L’évolution technologique a fait de chaque internaute expérimenté un nouvel acteur planétaire. Selon Forrester Research, Internet comptait environ 1.5 milliard d’utilisateurs dans le monde en 2009 et, d’ici 2012, 800 millions de nouveaux arrivants, principalement asiatiques, seront sur la toile, soit 2,3 milliards au total. En excluant les informaticiens professionnels, imaginons que 10% des internautes actuels soient vraiment expérimentés, cela signifie qu’il y a aujourd’hui 150 millions de "cybernautes" qui maîtrisent la navigation sur Internet, leur environnement bureautique, les réseaux sociaux ou communautaires et, en moyenne, une douzaine de logiciels spécialisés, selon leurs compétences. Ces cyber guerriers sont capables d’agir à l’échelle mondiale depuis leur PC et même depuis les smartphones les plus évolués. Et le nombre de ces cybernautes, véritables citoyens du monde, ne fera qu’augmenter, surtout avec les jeunes qui maîtrisent sans problème la navigation entre les sites spécialisés ou communautaires, entre les blogs et les réseaux sociaux, entre les applications bureautiques et les logiciels intelligents. De plus, ces cybernautes disposent d’armes universelles (machines puissantes, logiciels intelligents, réseaux d’appuis, etc.) de coopération massive qui nous permettent de communiquer, de travailler et de nous organiser à l’échelle planétaire pour vivre la mondialisation sans la subir.

2. L’arme universelle

L’informatique est devenue une arme universelle. Nous n’avons pas encore réalisé la portée de cette évolution qui bouleverse radicalement nos vies. Pour prendre conscience de sa rapidité et de son amplitude, revenons très rapidement en arrière.

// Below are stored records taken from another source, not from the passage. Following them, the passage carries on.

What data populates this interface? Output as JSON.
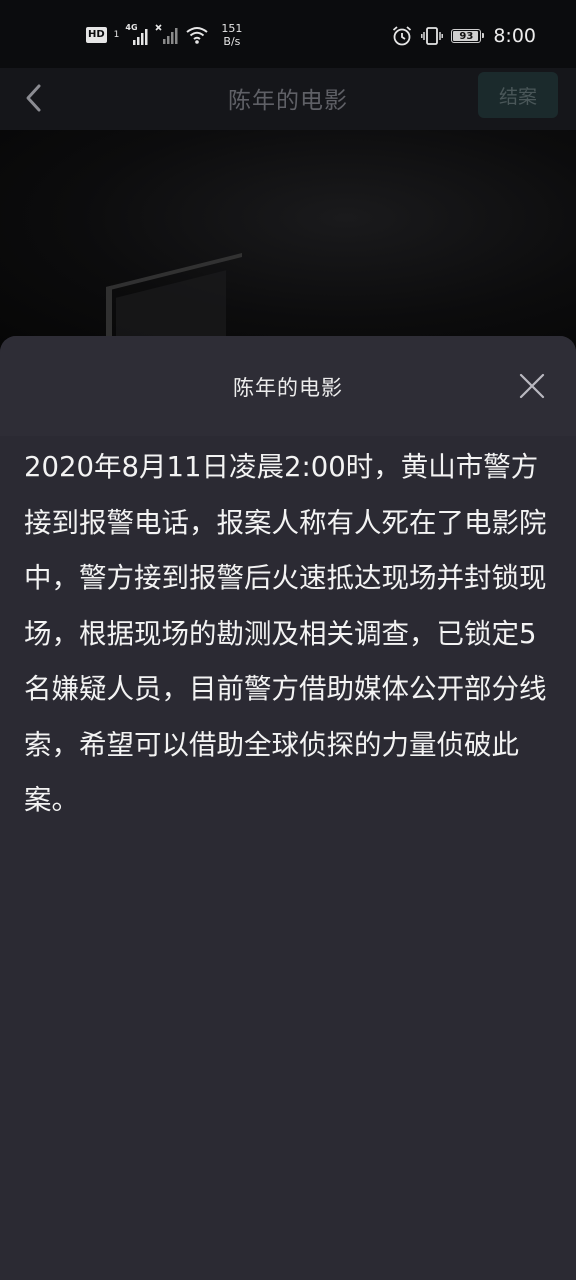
{
  "status_bar": {
    "hd_label": "HD",
    "hd_sub": "1",
    "network_type": "4G",
    "net_speed_value": "151",
    "net_speed_unit": "B/s",
    "battery_level": "93",
    "time": "8:00",
    "icons": [
      "hd-icon",
      "signal-4g-icon",
      "signal-no-sim-icon",
      "wifi-icon",
      "alarm-icon",
      "vibrate-icon",
      "battery-icon"
    ]
  },
  "nav": {
    "title": "陈年的电影",
    "back_icon": "chevron-left-icon",
    "close_case_label": "结案"
  },
  "sheet": {
    "title": "陈年的电影",
    "close_icon": "close-icon",
    "description": "2020年8月11日凌晨2:00时，黄山市警方接到报警电话，报案人称有人死在了电影院中，警方接到报警后火速抵达现场并封锁现场，根据现场的勘测及相关调查，已锁定5名嫌疑人员，目前警方借助媒体公开部分线索，希望可以借助全球侦探的力量侦破此案。"
  },
  "colors": {
    "status_bar_bg": "#0b0c0e",
    "nav_bg": "#15161a",
    "nav_title": "#5f6066",
    "close_case_bg": "#1b2a2c",
    "close_case_text": "#4a5759",
    "sheet_bg": "#2b2a33",
    "sheet_text": "#f3f3f3"
  }
}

Jusqu’aux années 1950, l’électronique et l’informatique restent plus ou moins cantonnées au domaine scientifique et à des applications principalement drainées par la défense nationale aux Etats-Unis.

Dans les années 60, la première application de masse de l’électronique est l’automatisation de la production, qui va évoluer de manière foudroyante à travers la concurrence que se livrent les entreprises. De nos jours, les usines pratiquement automatisées existent et il est prévisible qu’une fois les problèmes d’investissement résolus, elles remettront beaucoup de choses en cause : pour commencer, le dumping social des pays en voie de développement et, pour finir, la notion même de travail manuel dans l’industrie, qui évoluera vers une dimension de plus en plus qualitative.

Dans les années 70, l’évolution de l’informatique va permettre la connexion planétaire des marchés financiers en temps réel. C’est le début de la financiarisation de l’économie mondiale (telle que nous la connaissons aujourd’hui), qui entraîne une interdépendance des marchés à l’échelle mondiale et une vitesse d’action impensable jusqu’alors. Interdépendance, au mieux, pour une meilleure allocation des ressources financières dans le développement du monde, au pire, pour la formation de bulles financières et le déclanchement de crises boursières !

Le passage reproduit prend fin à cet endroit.